Oh, yes, of course — schools would close for the Jewish High Holy Days. You could get matzah in supermarkets. Jews made their famous contributions to American culture.
But, religiously? Not so much.
America’s default religious culture was — and continues to be — Christian. This, despite the massive demographic challenges that non-Christian religions have posed to the American body politic.
And, even still: an avowed agnostic or atheist would have a lot of trouble getting elected to a high American office.
Moreover: despite our society’s avowed “Judeo-Christian” cultural heritage, Jewish thinkers and specifically Jewish texts get short shrift in the public consciousness. You can be a literate American without knowing anything about Jewish thought.
The books of the Hebrew Bible (and, please, not “Old Testament”) and the books of the Christian Bible? Sure. At the very least, they make guest appearances in the New York Times crossword puzzle.
But, 21 down, “book of Jewish wisdom,” six letter word — Talmud?
14 across, Jewish thinker, five letter word — Buber?
I don’t think so.
When it comes to Judaism as being part of the American canon, Judaism is as disadvantaged as any non-Christian, non-Western culture.
So, let’s be honest. “Judeo-Christian” does not really exist.
Shall we go further?
The whole notion of “Judeo-Christian” papers over some very real and crucial differences between the two faiths and the two cultures. Notions like the personage of Jesus of Nazareth; the meaning of religious law; the very essence of human nature — for starters.
And, even further: “Judeo-Christian” began as an elegant way of saying “We are believers; the Russians aren’t.” It had a political agenda.
It still does, in case you haven’t been paying attention. When contemporary politicians invoke the “Judeo-Christian tradition,” you can bet your electric menorah that what they are saying is “Judeo-Christian — and not Muslim, or Sikh, or anything else.

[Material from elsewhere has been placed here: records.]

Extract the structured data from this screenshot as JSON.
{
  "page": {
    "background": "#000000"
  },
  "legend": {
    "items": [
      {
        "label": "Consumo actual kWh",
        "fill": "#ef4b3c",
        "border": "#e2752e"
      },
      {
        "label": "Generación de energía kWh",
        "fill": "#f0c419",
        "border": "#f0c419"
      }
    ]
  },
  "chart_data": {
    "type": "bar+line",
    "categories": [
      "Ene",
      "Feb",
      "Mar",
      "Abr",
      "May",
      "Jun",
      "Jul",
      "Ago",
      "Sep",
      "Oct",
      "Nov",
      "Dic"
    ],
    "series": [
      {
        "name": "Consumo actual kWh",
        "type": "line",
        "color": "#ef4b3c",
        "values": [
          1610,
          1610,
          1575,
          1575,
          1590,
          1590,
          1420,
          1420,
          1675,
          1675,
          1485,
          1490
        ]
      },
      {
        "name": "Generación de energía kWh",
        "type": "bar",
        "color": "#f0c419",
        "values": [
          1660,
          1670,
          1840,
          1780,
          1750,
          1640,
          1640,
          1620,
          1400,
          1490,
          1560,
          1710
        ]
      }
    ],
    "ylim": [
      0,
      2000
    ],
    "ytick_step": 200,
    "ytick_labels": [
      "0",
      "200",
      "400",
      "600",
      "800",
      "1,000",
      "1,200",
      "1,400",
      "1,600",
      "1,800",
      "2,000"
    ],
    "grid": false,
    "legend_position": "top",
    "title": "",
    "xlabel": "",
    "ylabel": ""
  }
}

And so, Trump wants to defend “Judeo-Christian values,” along with girding on his armor for that imaginary “war against Christmas,” which was actually only (only!) a war for civility, politeness, and the affirmation of genuine American diversity — the recognition that not all Americans are Christian.
I invite you to join me in defending “Judeo-Christian” values as well. Especially (and, perhaps, only) if those values include such biblical greatest hits as:
- Tzedakah for the poor
- The vigorous pursuit of healing for those who are ill
- Welcoming the stranger
- The idea that all humans are descended from Adam and Eve, and are therefore deserving of dignity
- The impartial pursuit of justice, for both the rich and the poor
- The idea of limited monarchy — that the king or president is subject to the same laws as everyone else
- Stewardship over the earth as God’s creation
And, if we were going to expand this list into post-biblical Jewish sacred literature, we might add the following notion:
Truth thrives on multiple opinions, each one wrestling with the others.
If that is what turns out to be the “Judeo-Christian tradition,” sure — sign me up.